The above legal position is also set out in the Supreme Court’s decisions of the of 08 July 2025 in case No. 200/2320/22, of 02 July 2025 in case No. 380/5471/24, of 30 June 2025 in case No. 280/886/23.
Case Study
Disputes over the actions of counterparties are the most common. Ilyashev & Partners Law Firm regularly defends clients in appealing tax assessment notices in such cases.
Thus, Ilyashev & Partners Law Firm successfully represented a Ukrainian manufacturer of energy-efficient equipment in a dispute with the State Tax Service of Ukraine. The firm secured the invalidation and cancellation of tax assessment notices totaling over UAH 8.3 million.

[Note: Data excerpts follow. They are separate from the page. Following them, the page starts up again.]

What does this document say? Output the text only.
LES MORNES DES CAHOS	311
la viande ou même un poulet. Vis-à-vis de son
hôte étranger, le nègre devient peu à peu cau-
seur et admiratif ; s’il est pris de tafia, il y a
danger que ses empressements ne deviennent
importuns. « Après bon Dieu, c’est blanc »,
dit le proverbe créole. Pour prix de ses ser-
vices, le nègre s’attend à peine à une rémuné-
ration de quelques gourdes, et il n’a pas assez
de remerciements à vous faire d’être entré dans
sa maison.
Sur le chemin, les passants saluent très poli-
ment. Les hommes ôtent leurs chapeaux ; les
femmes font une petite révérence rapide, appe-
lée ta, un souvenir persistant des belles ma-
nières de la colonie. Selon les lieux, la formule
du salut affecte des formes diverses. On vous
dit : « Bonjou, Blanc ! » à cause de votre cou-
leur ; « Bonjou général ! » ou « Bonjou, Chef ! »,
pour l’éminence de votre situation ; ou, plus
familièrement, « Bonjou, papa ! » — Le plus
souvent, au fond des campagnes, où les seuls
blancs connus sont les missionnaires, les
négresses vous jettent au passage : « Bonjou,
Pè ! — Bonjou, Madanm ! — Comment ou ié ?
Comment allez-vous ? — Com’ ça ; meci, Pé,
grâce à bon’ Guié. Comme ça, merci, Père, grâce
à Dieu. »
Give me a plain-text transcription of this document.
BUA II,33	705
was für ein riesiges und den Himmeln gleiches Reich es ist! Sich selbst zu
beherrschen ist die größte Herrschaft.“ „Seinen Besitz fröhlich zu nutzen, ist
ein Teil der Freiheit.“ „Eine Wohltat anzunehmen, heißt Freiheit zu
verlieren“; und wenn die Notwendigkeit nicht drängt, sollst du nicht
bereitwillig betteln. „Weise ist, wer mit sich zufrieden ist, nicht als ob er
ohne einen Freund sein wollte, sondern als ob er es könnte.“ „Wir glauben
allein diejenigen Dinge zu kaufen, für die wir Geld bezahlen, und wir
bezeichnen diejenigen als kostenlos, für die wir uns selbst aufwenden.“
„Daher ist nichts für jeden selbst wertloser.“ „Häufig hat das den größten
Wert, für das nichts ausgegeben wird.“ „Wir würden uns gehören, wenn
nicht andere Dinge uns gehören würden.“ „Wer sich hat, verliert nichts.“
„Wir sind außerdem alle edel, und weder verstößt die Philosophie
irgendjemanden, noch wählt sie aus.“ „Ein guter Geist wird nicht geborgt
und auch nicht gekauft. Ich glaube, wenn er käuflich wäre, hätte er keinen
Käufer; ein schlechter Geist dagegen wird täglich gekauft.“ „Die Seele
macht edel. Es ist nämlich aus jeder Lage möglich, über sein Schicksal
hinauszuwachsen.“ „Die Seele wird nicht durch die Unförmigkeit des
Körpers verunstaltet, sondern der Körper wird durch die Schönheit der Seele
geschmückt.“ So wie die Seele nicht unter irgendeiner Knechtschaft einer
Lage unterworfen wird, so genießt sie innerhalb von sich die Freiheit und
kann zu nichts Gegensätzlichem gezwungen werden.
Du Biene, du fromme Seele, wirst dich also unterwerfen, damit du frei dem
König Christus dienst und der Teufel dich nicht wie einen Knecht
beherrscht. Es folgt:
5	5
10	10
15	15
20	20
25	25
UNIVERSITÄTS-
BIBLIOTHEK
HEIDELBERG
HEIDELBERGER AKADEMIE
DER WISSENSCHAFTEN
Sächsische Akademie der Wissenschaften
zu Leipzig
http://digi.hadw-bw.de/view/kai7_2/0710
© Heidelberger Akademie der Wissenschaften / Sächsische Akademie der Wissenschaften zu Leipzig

Based on the results of a tax audit, the manufacturer of energy-efficient equipment was accused, inter alia, of the fact that the said counterparties did not have enough personnel to carry out the relevant financial and business transactions, not confirming the facts of the purchase of goods by the counterparties that were subsequently sold by the company, lack of production equipment, warehouse and office premises, equipment necessary for carrying out financial and business activities, etc.
Ilyashev & Partners Law Firm was involved in the case at the stage of cassation appeal in the Supreme Court and succeeded in proving that the tax authority’s conclusions were unfounded and refuted by the primary accounting documents, which fully confirm the lawfulness of the company’s tax benefits formation for the period audited.
Ilyashev & Partners’ attorneys provided irrefutable evidence of the company’s legitimate business transactions with its counterparties. They also provided evidence of the absence of abuses on the part of the Ukrainian manufacturer related to the payment of value-added tax accrued throughout the supply chain. Thanks to the work carried out during the new consideration of the case in the court of first instance, the court cancelled the tax assessment notices.
Conclusions and Advice for Taxpayers in Disputes with the Tax Authorities
Courts continue to side with taxpayers in tax disputes, and the Supreme Court is working to generalise judicial practice and develop uniform approaches to the application of substantive law.
At the same time, despite the provisions of current legislation, the initiative to form the evidence base mostly comes from the taxpayer.
Advice for businesses in disputes with the tax authorities
- Do not ignore the advice of a tax lawyer/attorney.
- Keep accurate and clear tax and accounting records.
- Comply with the terms of the contract, collect and store evidence of compliance with the terms of the contract.
- Conduct an audit, including a legal audit, of your counterparty to determine whether it has any problems with law enforcement (tax) authorities.
Practice shows that the most important thing is to choose a defence strategy in a timely manner, prepare evidence and have a reliable legal advisor who knows how to work with the tax authorities.